Само собой. В гетто все было недалеко. Лео свернул в первую улицу направо и через узкую арку скользнул во двор. Там напротив деревянных ворот стоял ряд кирпичных хлевов. Когда я только приехала в Терезин и гетто было перенаселено, там тоже спали десятки людей. Но сейчас они стояли пустыми. Лео уверенно двинулся туда. Толкнул дверцу и втащил меня внутрь.
– Зачем мы… – Я хотела спросить, зачем она меня сюда завел, но слишком хорошо это понимала.
Лео не стал тратить время на объяснения. В низком хлеву он уложил меня на пол из утоптанной глины, прижался и стал одной рукой задирать юбку. Получалось с трудом, потому что юбка была узкой, к тому же я на ней лежала.
– Ну давай же, помоги мне, – нетерпеливо проворчал он.
Мне было страшно, ведь я никогда еще не оказывалась в такой ситуации, и, хотя я понимала, что это что-то вроде сделки, все-таки я свой первый раз представляла несколько иначе. Но мне не хотелось ему мешать, поэтому я привстала и помогла засучить юбку. Он стащил с меня трусы и рукой потрогал между ног, тут уж я не выдержала и начала вырываться.
– Ты что с ума сошла? – одернул он меня и силой придавил к земле. Тогда я стиснула зубы и замерла. Он поцеловал меня в губы. Это мне было уже знакомо, и я немного успокоилась. Он нашарил мою хозяйственную сумку, подсунул мне под ягодицы, коленом развел ноги и лег сверху. Давление между бедрами усилилось и переросло в тупую боль внизу живота. Я отвернулась в бок, крепко зажмурилась и зарыла пальцы в землю. Он начал двигаться во мне, сначала медленно, потом быстрее. Я надеялась, что усилия Лео не будут длиться долго, и пыталась подавить слезы, но у меня не получалось. Он тяжело дышал над ухом, будто бежал в гору, потом тихо вскрикнул и всем весом навалился на меня.
Я ждала, что будет дальше.
– В следующий раз будет лучше, – прошептал он, тяжело дыша, а я промолчала. О следующем разе я совсем не мечтала.
Лео помог мне встать и отряхнул юбку. Я подняла с земли свои хлопковые трусы, и когда он отвернулся, вытерла ими влагу, которая стекала у меня по бедрам.
– Поторопись, – подгонял он меня. – Скоро восемь.
Не знаю, как он это понял, потому что часы у нас у всех отобрали на шмоне, когда мы приехали в Терезин. Я боялась опоздать, так что тыльной стороной ладони вытерла слезы, сунула трусы в сумку и протиснулась за ним через низкую дверь хлева в летний вечер. Колени у меня все еще дрожали.

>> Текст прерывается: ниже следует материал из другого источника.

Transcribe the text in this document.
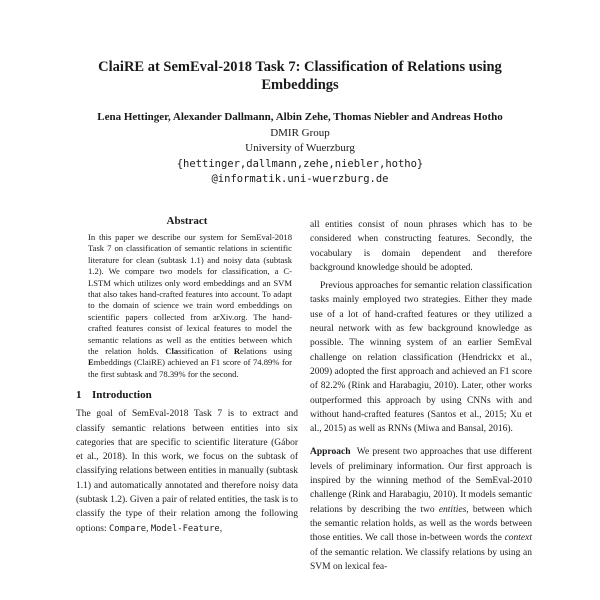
ClaiRE at SemEval-2018 Task 7: Classification of Relations using Embeddings
Lena Hettinger, Alexander Dallmann, Albin Zehe, Thomas Niebler and Andreas Hotho
DMIR Group
University of Wuerzburg
{hettinger,dallmann,zehe,niebler,hotho}
@informatik.uni-wuerzburg.de
Abstract

In this paper we describe our system for SemEval-2018 Task 7 on classification of semantic relations in scientific literature for clean (subtask 1.1) and noisy data (subtask 1.2). We compare two models for classification, a C-LSTM which utilizes only word embeddings and an SVM that also takes hand-crafted features into account. To adapt to the domain of science we train word embeddings on scientific papers collected from arXiv.org. The hand-crafted features consist of lexical features to model the semantic relations as well as the entities between which the relation holds. Classification of Relations using Embeddings (ClaiRE) achieved an F1 score of 74.89% for the first subtask and 78.39% for the second.

1 Introduction

The goal of SemEval-2018 Task 7 is to extract and classify semantic relations between entities into six categories that are specific to scientific literature (Gábor et al., 2018). In this work, we focus on the subtask of classifying relations between entities in manually (subtask 1.1) and automatically annotated and therefore noisy data (subtask 1.2). Given a pair of related entities, the task is to classify the type of their relation among the following options: Compare, Model-Feature,

all entities consist of noun phrases which has to be considered when constructing features. Secondly, the vocabulary is domain dependent and therefore background knowledge should be adopted.

Previous approaches for semantic relation classification tasks mainly employed two strategies. Either they made use of a lot of hand-crafted features or they utilized a neural network with as few background knowledge as possible. The winning system of an earlier SemEval challenge on relation classification (Hendrickx et al., 2009) adopted the first approach and achieved an F1 score of 82.2% (Rink and Harabagiu, 2010). Later, other works outperformed this approach by using CNNs with and without hand-crafted features (Santos et al., 2015; Xu et al., 2015) as well as RNNs (Miwa and Bansal, 2016).

Approach We present two approaches that use different levels of preliminary information. Our first approach is inspired by the winning method of the SemEval-2010 challenge (Rink and Harabagiu, 2010). It models semantic relations by describing the two entities, between which the semantic relation holds, as well as the words between those entities. We call those in-between words the context of the semantic relation. We classify relations by using an SVM on lexical fea-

– Погоди, – остановил меня Лео в темной подворотне. Я думала, он хочет поцеловать меня на прощание, но он сунул мне в руку что-то мягкое, повернулся, бросил: «Пока, до воскресенья» – и убежал. Я посмотрела на два ломтика кнедлика в руке, открыла сумку и сунула их к трусам и двум раздавленным помидорам, которые украла на огороде для Лео и Ярки.